Subject: Confirmation of Acceptance of Fixed Value Rights and/or Existing RSUs
To: All Eligible Employees
From: Qualtrics International Inc.
Thank you for your submission of the election pursuant to the Offer to Exchange Fixed Value Rights and/or Existing RSUs (the “Exchange Offer”), dated August 12, 2021 (the “Offer Documents”). With this letter, we confirm that Qualtrics International Inc. (“Qualtrics”) has accepted the Fixed Value Rights and/or Existing RSUs that you selected on the exchange election site. Subject to the terms and conditions of the Exchange Offer, as described in the Offer Documents, your Fixed Value Rights and/or Existing RSUs will be cancelled and Qualtrics RSUs will be granted to you. Your Qualtrics RSUs will appear shortly in Shareworks, and your RSU agreement(s) will be available for electronic acceptance. If you made an election to tender any fixed value rights and/or existing RSUs for exchange that do not qualify as Fixed Value Rights and/or Existing RSUs, such fixed value rights and/or existing RSUs will not be accepted by Qualtrics and will remain outstanding subject to their original terms following the expiration of the Exchange Offer. If you have any questions, please contact legal-equity@qualtrics.com.

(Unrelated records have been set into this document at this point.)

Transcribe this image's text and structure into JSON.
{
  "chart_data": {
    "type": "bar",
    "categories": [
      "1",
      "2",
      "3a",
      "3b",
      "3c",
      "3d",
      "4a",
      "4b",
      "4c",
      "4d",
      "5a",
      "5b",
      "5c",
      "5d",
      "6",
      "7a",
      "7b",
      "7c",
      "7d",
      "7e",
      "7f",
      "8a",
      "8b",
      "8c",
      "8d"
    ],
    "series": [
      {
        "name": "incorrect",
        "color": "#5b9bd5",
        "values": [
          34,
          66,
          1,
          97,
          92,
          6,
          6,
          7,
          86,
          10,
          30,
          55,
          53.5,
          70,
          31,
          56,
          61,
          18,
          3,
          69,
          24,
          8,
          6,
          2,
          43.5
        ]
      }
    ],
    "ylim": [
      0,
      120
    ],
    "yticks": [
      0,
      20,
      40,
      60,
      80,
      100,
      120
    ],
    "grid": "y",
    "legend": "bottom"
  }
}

Eligible Employees” means employees of QAL Technologies Pty Ltd, a proprietary limited company organized in Australia and a subsidiary of Qualtrics (“QAL”), on the date hereof who hold Fixed Value Rights and/or Existing RSUs that vest on or after October 1, 2021, who continue to be employees of QAL or Qualtrics or one of its other subsidiaries through the expiration of the Exchange Offer and through the Grant Date, and who have not previously been offered the opportunity to exchange outstanding Fixed Value Rights and/or Existing RSUs for replacement Qualtrics RSUs.
Existing RSUs” means the rights granted by Qualtrics on or after January 1, 2018, that are now represented by rights to receive amounts in cash linked to the value of SAP Stock as of the applicable vesting date and rights granted by SAP as part of the “Move SAP Plan” or “Grow SAP Plan” to receive amounts in cash linked to the value of SAP Stock as of the applicable vesting date.

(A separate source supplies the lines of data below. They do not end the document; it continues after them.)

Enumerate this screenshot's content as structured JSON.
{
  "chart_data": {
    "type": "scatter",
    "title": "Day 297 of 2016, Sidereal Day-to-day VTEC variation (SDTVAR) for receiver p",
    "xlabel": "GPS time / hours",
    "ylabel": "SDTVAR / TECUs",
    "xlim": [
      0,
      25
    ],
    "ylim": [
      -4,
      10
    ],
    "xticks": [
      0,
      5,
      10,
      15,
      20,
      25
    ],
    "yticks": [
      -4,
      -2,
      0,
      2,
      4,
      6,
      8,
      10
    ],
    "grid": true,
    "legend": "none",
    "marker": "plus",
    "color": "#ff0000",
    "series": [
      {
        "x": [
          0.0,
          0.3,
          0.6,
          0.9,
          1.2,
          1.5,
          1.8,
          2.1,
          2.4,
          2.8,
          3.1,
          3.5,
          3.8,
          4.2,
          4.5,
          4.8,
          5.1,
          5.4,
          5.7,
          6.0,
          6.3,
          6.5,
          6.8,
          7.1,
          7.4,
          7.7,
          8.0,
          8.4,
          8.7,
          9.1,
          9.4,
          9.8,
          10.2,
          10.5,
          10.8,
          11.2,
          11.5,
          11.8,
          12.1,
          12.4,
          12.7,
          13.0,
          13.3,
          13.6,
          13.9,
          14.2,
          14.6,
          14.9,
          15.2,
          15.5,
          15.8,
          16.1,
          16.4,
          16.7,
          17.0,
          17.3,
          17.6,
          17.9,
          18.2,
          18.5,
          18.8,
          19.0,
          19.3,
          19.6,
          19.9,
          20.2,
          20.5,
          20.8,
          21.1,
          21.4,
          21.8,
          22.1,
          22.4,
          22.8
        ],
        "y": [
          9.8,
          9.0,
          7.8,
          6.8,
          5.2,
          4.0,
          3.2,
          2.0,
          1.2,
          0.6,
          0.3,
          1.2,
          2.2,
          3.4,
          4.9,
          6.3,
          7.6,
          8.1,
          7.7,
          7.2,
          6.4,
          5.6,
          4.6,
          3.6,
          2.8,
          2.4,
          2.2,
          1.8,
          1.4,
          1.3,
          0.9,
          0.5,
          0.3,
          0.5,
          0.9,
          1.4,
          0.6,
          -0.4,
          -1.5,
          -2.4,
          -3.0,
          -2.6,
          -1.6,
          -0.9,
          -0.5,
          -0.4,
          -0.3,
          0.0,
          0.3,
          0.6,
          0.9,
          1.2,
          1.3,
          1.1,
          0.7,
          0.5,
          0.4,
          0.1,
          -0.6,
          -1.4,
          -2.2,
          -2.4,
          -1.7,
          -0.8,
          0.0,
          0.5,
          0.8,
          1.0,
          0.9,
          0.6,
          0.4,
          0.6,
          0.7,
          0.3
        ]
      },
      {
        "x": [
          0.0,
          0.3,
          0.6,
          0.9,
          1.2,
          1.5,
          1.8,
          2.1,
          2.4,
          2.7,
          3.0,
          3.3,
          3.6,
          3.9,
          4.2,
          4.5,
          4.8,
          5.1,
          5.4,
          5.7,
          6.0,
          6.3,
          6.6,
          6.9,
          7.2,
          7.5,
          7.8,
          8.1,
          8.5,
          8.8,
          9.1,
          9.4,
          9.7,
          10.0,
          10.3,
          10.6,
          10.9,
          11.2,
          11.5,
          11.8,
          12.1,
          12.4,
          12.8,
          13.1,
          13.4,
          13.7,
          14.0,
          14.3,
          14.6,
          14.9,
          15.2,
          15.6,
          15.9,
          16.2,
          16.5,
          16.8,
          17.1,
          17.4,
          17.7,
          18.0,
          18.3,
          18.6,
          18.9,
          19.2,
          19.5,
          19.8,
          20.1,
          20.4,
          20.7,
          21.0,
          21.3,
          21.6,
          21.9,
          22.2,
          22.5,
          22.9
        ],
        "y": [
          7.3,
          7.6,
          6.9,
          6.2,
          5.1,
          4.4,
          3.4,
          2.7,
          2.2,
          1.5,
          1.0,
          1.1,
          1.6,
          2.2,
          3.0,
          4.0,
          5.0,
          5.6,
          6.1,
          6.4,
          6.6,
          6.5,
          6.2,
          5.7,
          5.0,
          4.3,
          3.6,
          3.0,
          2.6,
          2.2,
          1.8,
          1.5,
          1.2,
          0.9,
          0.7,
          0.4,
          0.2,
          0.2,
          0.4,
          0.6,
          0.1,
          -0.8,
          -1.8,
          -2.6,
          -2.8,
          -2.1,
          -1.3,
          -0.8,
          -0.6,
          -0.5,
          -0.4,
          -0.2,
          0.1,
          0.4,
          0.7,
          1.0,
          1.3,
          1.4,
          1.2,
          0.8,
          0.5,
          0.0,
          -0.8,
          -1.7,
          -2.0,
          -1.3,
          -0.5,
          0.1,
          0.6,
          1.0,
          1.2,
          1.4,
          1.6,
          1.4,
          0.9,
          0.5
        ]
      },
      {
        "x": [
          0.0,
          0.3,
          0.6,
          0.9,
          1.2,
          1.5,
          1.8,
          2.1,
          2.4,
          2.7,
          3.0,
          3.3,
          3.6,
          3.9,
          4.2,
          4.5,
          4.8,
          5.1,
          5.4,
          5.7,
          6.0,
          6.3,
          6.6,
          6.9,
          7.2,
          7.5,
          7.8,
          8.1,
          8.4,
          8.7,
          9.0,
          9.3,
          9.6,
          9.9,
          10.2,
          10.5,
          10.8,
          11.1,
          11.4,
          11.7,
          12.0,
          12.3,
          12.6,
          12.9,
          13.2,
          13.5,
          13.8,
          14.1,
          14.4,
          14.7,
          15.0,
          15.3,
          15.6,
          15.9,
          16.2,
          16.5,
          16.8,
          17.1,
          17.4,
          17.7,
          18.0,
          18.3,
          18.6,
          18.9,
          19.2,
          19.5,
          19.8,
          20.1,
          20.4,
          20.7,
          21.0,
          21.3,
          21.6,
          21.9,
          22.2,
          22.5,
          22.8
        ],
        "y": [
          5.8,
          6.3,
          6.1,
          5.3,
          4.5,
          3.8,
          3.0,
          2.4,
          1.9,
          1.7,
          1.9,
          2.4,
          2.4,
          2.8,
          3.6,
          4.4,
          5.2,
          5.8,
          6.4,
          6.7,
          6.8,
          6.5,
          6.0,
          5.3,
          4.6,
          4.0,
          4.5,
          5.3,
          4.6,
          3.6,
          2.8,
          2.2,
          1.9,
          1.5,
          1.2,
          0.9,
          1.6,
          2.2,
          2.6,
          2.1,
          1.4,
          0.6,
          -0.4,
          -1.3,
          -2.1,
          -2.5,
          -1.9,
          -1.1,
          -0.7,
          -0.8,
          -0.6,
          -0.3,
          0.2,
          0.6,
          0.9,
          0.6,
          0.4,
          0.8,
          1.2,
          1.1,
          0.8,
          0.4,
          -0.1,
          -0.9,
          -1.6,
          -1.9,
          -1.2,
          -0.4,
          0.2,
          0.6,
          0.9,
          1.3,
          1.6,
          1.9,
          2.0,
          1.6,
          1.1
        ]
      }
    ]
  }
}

Fixed Value Rights” means (x) rights granted by Qualtrics prior to January 1, 2018, that are now represented by fixed value rights to receive an amount in cash equal to $34.9968272 per right or (y) rights granted by Qualtrics that are now represented by fixed value rights to receive an amount in cash equal to $34.9968272 less the exercise price that applied to the rights at the time of the grant, in each case which vests on or after October 1, 2021.

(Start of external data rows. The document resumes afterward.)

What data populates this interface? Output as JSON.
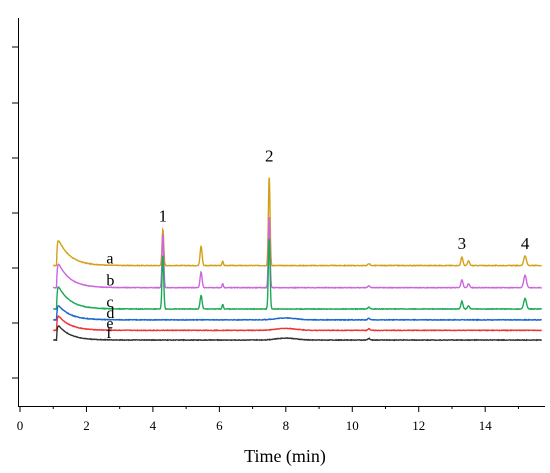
{
  "chart_data": {
    "type": "line",
    "xlabel": "Time (min)",
    "ylabel": "",
    "xlim": [
      0,
      15.8
    ],
    "ylim": [
      0,
      10
    ],
    "x_ticks": [
      0,
      2,
      4,
      6,
      8,
      10,
      12,
      14
    ],
    "x_tick_labels": [
      "0",
      "2",
      "4",
      "6",
      "8",
      "10",
      "12",
      "14"
    ],
    "grid": false,
    "series": [
      {
        "name": "a",
        "color": "#D4A017",
        "baseline": 3.62,
        "peaks": [
          [
            1.15,
            0.8,
            0.07
          ],
          [
            4.3,
            0.95,
            0.025
          ],
          [
            5.45,
            0.5,
            0.03
          ],
          [
            6.1,
            0.12,
            0.02
          ],
          [
            7.5,
            2.3,
            0.025
          ],
          [
            10.5,
            0.05,
            0.03
          ],
          [
            13.3,
            0.22,
            0.03
          ],
          [
            13.5,
            0.12,
            0.03
          ],
          [
            15.2,
            0.25,
            0.04
          ]
        ]
      },
      {
        "name": "b",
        "color": "#CC66DD",
        "baseline": 3.05,
        "peaks": [
          [
            1.15,
            0.75,
            0.07
          ],
          [
            4.3,
            1.4,
            0.025
          ],
          [
            5.45,
            0.4,
            0.03
          ],
          [
            6.1,
            0.1,
            0.02
          ],
          [
            7.5,
            1.85,
            0.025
          ],
          [
            10.5,
            0.05,
            0.03
          ],
          [
            13.3,
            0.2,
            0.03
          ],
          [
            13.5,
            0.1,
            0.03
          ],
          [
            15.2,
            0.32,
            0.04
          ]
        ]
      },
      {
        "name": "c",
        "color": "#1AAA55",
        "baseline": 2.5,
        "peaks": [
          [
            1.15,
            0.7,
            0.07
          ],
          [
            4.3,
            1.4,
            0.025
          ],
          [
            5.45,
            0.35,
            0.03
          ],
          [
            6.1,
            0.12,
            0.02
          ],
          [
            7.5,
            1.85,
            0.025
          ],
          [
            10.5,
            0.05,
            0.03
          ],
          [
            13.3,
            0.2,
            0.03
          ],
          [
            13.5,
            0.08,
            0.03
          ],
          [
            15.2,
            0.27,
            0.04
          ]
        ]
      },
      {
        "name": "d",
        "color": "#1A66CC",
        "baseline": 2.22,
        "peaks": [
          [
            1.15,
            0.45,
            0.07
          ],
          [
            8.0,
            0.05,
            0.3
          ],
          [
            10.5,
            0.04,
            0.03
          ]
        ]
      },
      {
        "name": "e",
        "color": "#EE3333",
        "baseline": 1.95,
        "peaks": [
          [
            1.15,
            0.45,
            0.07
          ],
          [
            8.0,
            0.05,
            0.3
          ],
          [
            10.5,
            0.04,
            0.03
          ]
        ]
      },
      {
        "name": "f",
        "color": "#333333",
        "baseline": 1.7,
        "peaks": [
          [
            1.15,
            0.45,
            0.07
          ],
          [
            8.0,
            0.05,
            0.3
          ],
          [
            10.5,
            0.04,
            0.03
          ]
        ]
      }
    ],
    "annotations": [
      {
        "text": "1",
        "x": 4.3,
        "y": 4.75
      },
      {
        "text": "2",
        "x": 7.5,
        "y": 6.3
      },
      {
        "text": "3",
        "x": 13.3,
        "y": 4.05
      },
      {
        "text": "4",
        "x": 15.2,
        "y": 4.05
      }
    ]
  }
}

Qualtrics RSUs” means the right to receive shares of Qualtrics Class A common stock, par value $0.0001 per share, in the future, subject to certain vesting conditions and other terms and conditions set forth in the 2021 Qualtrics International Inc. Employee Omnibus Equity Plan, the applicable award agreement and the other relevant agreements and governing documents.
Capitalized terms used but not otherwise defined herein shall have the meanings set forth in the Offer Documents.